I first became aware of C.S. Lewis in fourth grade in Mrs. Hendershot's class when we read The Lion, the Witch, and the Wardrobe. After that, Narnia became a big part of my life. That class was when I first began to identify myself as a writer.

I read Till We Have Faces a few years ago, and out of all of the works of Lewis' I've read (The Chronicles of Narnia, The Space Trilogy), this is one of my favorites and, I think, his best work.

Till We Have Faces tells the story of Cupid and Psyche from the perspective of Psyche's older sister Orual. Orual presents her case against the gods who have, in her eyes, taken away the only person she has ever loved. The story is split into two parts, the first Orual's case against the gods, and the second their response.
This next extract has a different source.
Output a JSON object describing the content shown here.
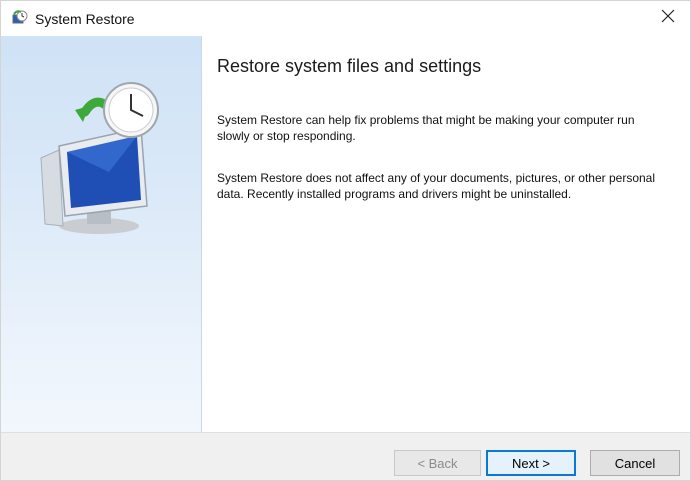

When I read this book the first time, I couldn't put it down. Orual's voice sucks you into the story, and the changes C.S. Lewis makes to the myth are brilliant. Everything was great until I got to the second half of the book, and Orual faces the gods.

See, I had read reviews of the book online, which praised Lewis for the way the title of the novel surfaces in the story, and the revelation the book makes. When I got to that part, I thought it was clever, but I wasn't impacted by it. It wasn't until a few weeks later, when I was in a Bible study, and explained the meaning of the title, that it finally hit me. As I spoke, I realized exactly what the second half of the book was saying, and was blown away. I had to explain it in order to understand it.

I reread this book because I am working on my Eros script, and it's definitely given me ideas for the script. Rereading it I caught a lot of tiny hints and nuances I missed the first time, and it made the conclusion a lot stronger. Till We Have Faces is filled with wisdom, witty metaphors and language, and love.

Orual says that when writing this story, she was with story as with child. I feel that C.S. Lewis is probably speaking about himself in that statement. This book feels like a child, beautiful and newborn and lovable.

Till We Have Faces was dedicated to C.S. Lewis' wife Joy Davidman.